Heretofore we assumed that \(90\%\) of cells undergo arrest to attempt repair, and the parameter values for \(\delta _{S}\) and \(\delta _{P}\) were chosen large enough to satisfy this assumption. However, decreasing the values for these parameters so that less than \(40\%\) of cells attempt repair suggests accelerated hyperfractionated as the best schedule (see Figure S1 and Figure S2 in supplementary materials). Furthermore, the model considers that cells leave arrest with rate g(d), which is assumed to be on the order of \(1/\hbox {dose}^2\).

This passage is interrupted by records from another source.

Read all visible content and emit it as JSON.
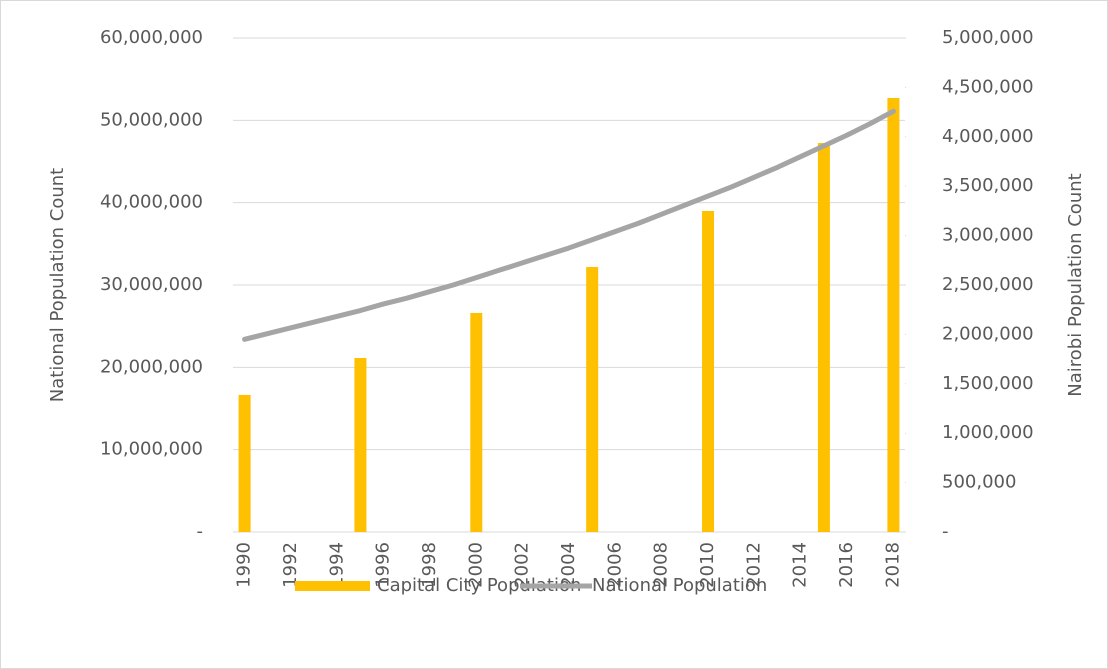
{
  "chart_data": {
    "type": "combo",
    "y_label": "National Population Count",
    "y2_label": "Nairobi Population Count",
    "categories": [
      "1990",
      null,
      "1992",
      null,
      "1994",
      null,
      "1996",
      null,
      "1998",
      null,
      "2000",
      null,
      "2002",
      null,
      "2004",
      null,
      "2006",
      null,
      "2008",
      null,
      "2010",
      null,
      "2012",
      null,
      "2014",
      null,
      "2016",
      null,
      "2018"
    ],
    "series": [
      {
        "name": "Capital City Population",
        "type": "bar",
        "axis": "y2",
        "color": "#ffc000",
        "values": [
          1387000,
          null,
          null,
          null,
          null,
          1761000,
          null,
          null,
          null,
          null,
          2217000,
          null,
          null,
          null,
          null,
          2682000,
          null,
          null,
          null,
          null,
          3249000,
          null,
          null,
          null,
          null,
          3937000,
          null,
          null,
          4393000
        ]
      },
      {
        "name": "National Population",
        "type": "line",
        "color": "#a5a5a5",
        "values": [
          23400000,
          24100000,
          24800000,
          25500000,
          26200000,
          26900000,
          27700000,
          28400000,
          29200000,
          30000000,
          30900000,
          31800000,
          32700000,
          33600000,
          34500000,
          35500000,
          36500000,
          37500000,
          38600000,
          39700000,
          40800000,
          41900000,
          43100000,
          44300000,
          45600000,
          46900000,
          48200000,
          49600000,
          51100000
        ]
      }
    ],
    "ylim": [
      0,
      60000000
    ],
    "yticks": [
      {
        "value": 0,
        "label": "-"
      },
      {
        "value": 10000000,
        "label": "10,000,000"
      },
      {
        "value": 20000000,
        "label": "20,000,000"
      },
      {
        "value": 30000000,
        "label": "30,000,000"
      },
      {
        "value": 40000000,
        "label": "40,000,000"
      },
      {
        "value": 50000000,
        "label": "50,000,000"
      },
      {
        "value": 60000000,
        "label": "60,000,000"
      }
    ],
    "y2lim": [
      0,
      5000000
    ],
    "y2ticks": [
      {
        "value": 0,
        "label": "-"
      },
      {
        "value": 500000,
        "label": "500,000"
      },
      {
        "value": 1000000,
        "label": "1,000,000"
      },
      {
        "value": 1500000,
        "label": "1,500,000"
      },
      {
        "value": 2000000,
        "label": "2,000,000"
      },
      {
        "value": 2500000,
        "label": "2,500,000"
      },
      {
        "value": 3000000,
        "label": "3,000,000"
      },
      {
        "value": 3500000,
        "label": "3,500,000"
      },
      {
        "value": 4000000,
        "label": "4,000,000"
      },
      {
        "value": 4500000,
        "label": "4,500,000"
      },
      {
        "value": 5000000,
        "label": "5,000,000"
      }
    ],
    "grid": true,
    "legend": "bottom"
  }
}
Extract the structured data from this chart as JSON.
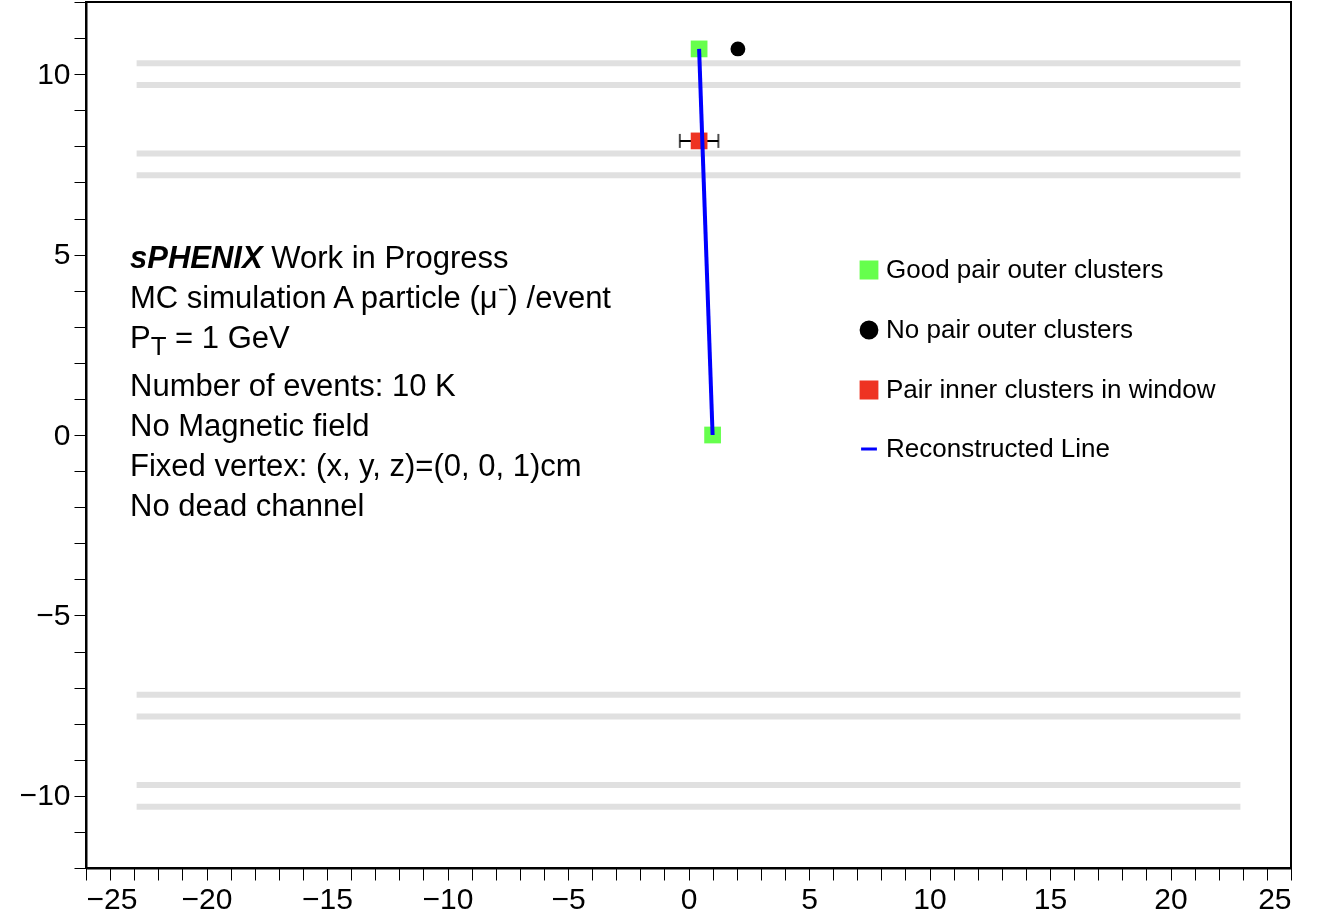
{
  "chart_data": {
    "type": "scatter",
    "xlim": [
      -25,
      25
    ],
    "ylim": [
      -12,
      12
    ],
    "xticks": [
      -25,
      {
        "value": -24,
        "label": null
      },
      {
        "value": -23,
        "label": null
      },
      {
        "value": -22,
        "label": null
      },
      {
        "value": -21,
        "label": null
      },
      -20,
      {
        "value": -19,
        "label": null
      },
      {
        "value": -18,
        "label": null
      },
      {
        "value": -17,
        "label": null
      },
      {
        "value": -16,
        "label": null
      },
      -15,
      {
        "value": -14,
        "label": null
      },
      {
        "value": -13,
        "label": null
      },
      {
        "value": -12,
        "label": null
      },
      {
        "value": -11,
        "label": null
      },
      -10,
      {
        "value": -9,
        "label": null
      },
      {
        "value": -8,
        "label": null
      },
      {
        "value": -7,
        "label": null
      },
      {
        "value": -6,
        "label": null
      },
      -5,
      {
        "value": -4,
        "label": null
      },
      {
        "value": -3,
        "label": null
      },
      {
        "value": -2,
        "label": null
      },
      {
        "value": -1,
        "label": null
      },
      0,
      {
        "value": 1,
        "label": null
      },
      {
        "value": 2,
        "label": null
      },
      {
        "value": 3,
        "label": null
      },
      {
        "value": 4,
        "label": null
      },
      5,
      {
        "value": 6,
        "label": null
      },
      {
        "value": 7,
        "label": null
      },
      {
        "value": 8,
        "label": null
      },
      {
        "value": 9,
        "label": null
      },
      10,
      {
        "value": 11,
        "label": null
      },
      {
        "value": 12,
        "label": null
      },
      {
        "value": 13,
        "label": null
      },
      {
        "value": 14,
        "label": null
      },
      15,
      {
        "value": 16,
        "label": null
      },
      {
        "value": 17,
        "label": null
      },
      {
        "value": 18,
        "label": null
      },
      {
        "value": 19,
        "label": null
      },
      20,
      {
        "value": 21,
        "label": null
      },
      {
        "value": 22,
        "label": null
      },
      {
        "value": 23,
        "label": null
      },
      {
        "value": 24,
        "label": null
      },
      25
    ],
    "yticks": [
      {
        "value": -12,
        "label": null
      },
      {
        "value": -11,
        "label": null
      },
      -10,
      {
        "value": -9,
        "label": null
      },
      {
        "value": -8,
        "label": null
      },
      {
        "value": -7,
        "label": null
      },
      {
        "value": -6,
        "label": null
      },
      -5,
      {
        "value": -4,
        "label": null
      },
      {
        "value": -3,
        "label": null
      },
      {
        "value": -2,
        "label": null
      },
      {
        "value": -1,
        "label": null
      },
      0,
      {
        "value": 1,
        "label": null
      },
      {
        "value": 2,
        "label": null
      },
      {
        "value": 3,
        "label": null
      },
      {
        "value": 4,
        "label": null
      },
      5,
      {
        "value": 6,
        "label": null
      },
      {
        "value": 7,
        "label": null
      },
      {
        "value": 8,
        "label": null
      },
      {
        "value": 9,
        "label": null
      },
      10,
      {
        "value": 11,
        "label": null
      },
      {
        "value": 12,
        "label": null
      }
    ],
    "grid": false,
    "legend": "right",
    "annotations": [
      "sPHENIX Work in Progress",
      "MC simulation A particle (μ⁻) /event",
      "P$_{T}$ = 1 GeV",
      "Number of events: 10 K",
      "No Magnetic field",
      "Fixed vertex: (x, y, z)=(0, 0, 1)cm",
      "No dead channel"
    ],
    "series": [
      {
        "type": "line",
        "color": "#e0e0e0",
        "x": [
          -22.9,
          22.9
        ],
        "values": [
          10.3,
          10.3
        ]
      },
      {
        "type": "line",
        "color": "#e0e0e0",
        "x": [
          -22.9,
          22.9
        ],
        "values": [
          9.7,
          9.7
        ]
      },
      {
        "type": "line",
        "color": "#e0e0e0",
        "x": [
          -22.9,
          22.9
        ],
        "values": [
          7.8,
          7.8
        ]
      },
      {
        "type": "line",
        "color": "#e0e0e0",
        "x": [
          -22.9,
          22.9
        ],
        "values": [
          7.2,
          7.2
        ]
      },
      {
        "type": "line",
        "color": "#e0e0e0",
        "x": [
          -22.9,
          22.9
        ],
        "values": [
          -7.2,
          -7.2
        ]
      },
      {
        "type": "line",
        "color": "#e0e0e0",
        "x": [
          -22.9,
          22.9
        ],
        "values": [
          -7.8,
          -7.8
        ]
      },
      {
        "type": "line",
        "color": "#e0e0e0",
        "x": [
          -22.9,
          22.9
        ],
        "values": [
          -9.7,
          -9.7
        ]
      },
      {
        "type": "line",
        "color": "#e0e0e0",
        "x": [
          -22.9,
          22.9
        ],
        "values": [
          -10.3,
          -10.3
        ]
      },
      {
        "name": "Good pair outer clusters",
        "marker": "square",
        "color": "#66ff4d",
        "x": [
          0.44,
          1.0
        ],
        "values": [
          10.7,
          0
        ]
      },
      {
        "name": "No pair outer clusters",
        "marker": "circle",
        "color": "#000000",
        "x": [
          2.05
        ],
        "values": [
          10.7
        ]
      },
      {
        "name": "Pair inner clusters in window",
        "marker": "square",
        "color": "#ee3322",
        "x": [
          0.44
        ],
        "values": [
          8.15
        ],
        "xerrors": [
          0.8
        ]
      },
      {
        "name": "Reconstructed Line",
        "type": "line",
        "color": "#0000ff",
        "x": [
          0.44,
          1.0
        ],
        "values": [
          10.7,
          0
        ]
      }
    ]
  }
}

If g(d) was proportional to \(1/\hbox {dose}\) the number of cancer cells at the end of the course of radiation therapy decreases significantly; however, the accelerated hyperfractionated schedule remains the best treatment protocol followed by SoC. Moreover, if \(g(d)=1\), the order of the best treatment regimens remains (see Figures S3, S4, and S5 in supplementary materials).

4 Conclusion

In this paper, a two-compartment mathematical model has been developed to assess the effect of tumor heterogeneity and radiotherapy fractionation on treatment response. Model simulations suggest that radiotherapy can alter tumor heterogeneity and elevates the fraction of resistant cells. Future studies may further increase biological complexity by considering increased self-renewal of the resistant population in response to radiation (Gao et al. 2013). If the total radiation dose is insufficient to eradicate the tumor, enrichment in cancer stem cells may lead to tumor relapse and recurrence. Therefore, if total tumor control cannot be achieved optimal therapies should balance decreases in tumor burden and prevention of outgrowth of the most resistant subpopulation. Interestingly, none of our simulations suggested standard-of-care fractionation as the best therapeutic approach, further emphasizing the need to prospectively evaluate alternative fractionation protocols in the clinic. Furthermore, our model calibrated for breast cancer was unable to confirm the optimum treatment schedule for PDGF-driven glioblastoma (as in Leder et al. 2014). This suggests that treatment optimization may be highly tumor biology, mathematical model, and model parameter dependent, and utmost importance must be paid to identifying underlying biological mechanisms. Hence, a general optimal radiation schedule as suggested in (Conforti et al. 2008; Leder et al. 2014; Wein et al. 2000) may not be feasible and designing an efficient protocol may be required for each type of cancer, and even each individual patient.

At the moment, the study is hypothesis generating, and we sincerely hope that the presented results are exciting and encouraging for experimentalists and clinicians to test the presented model predictions.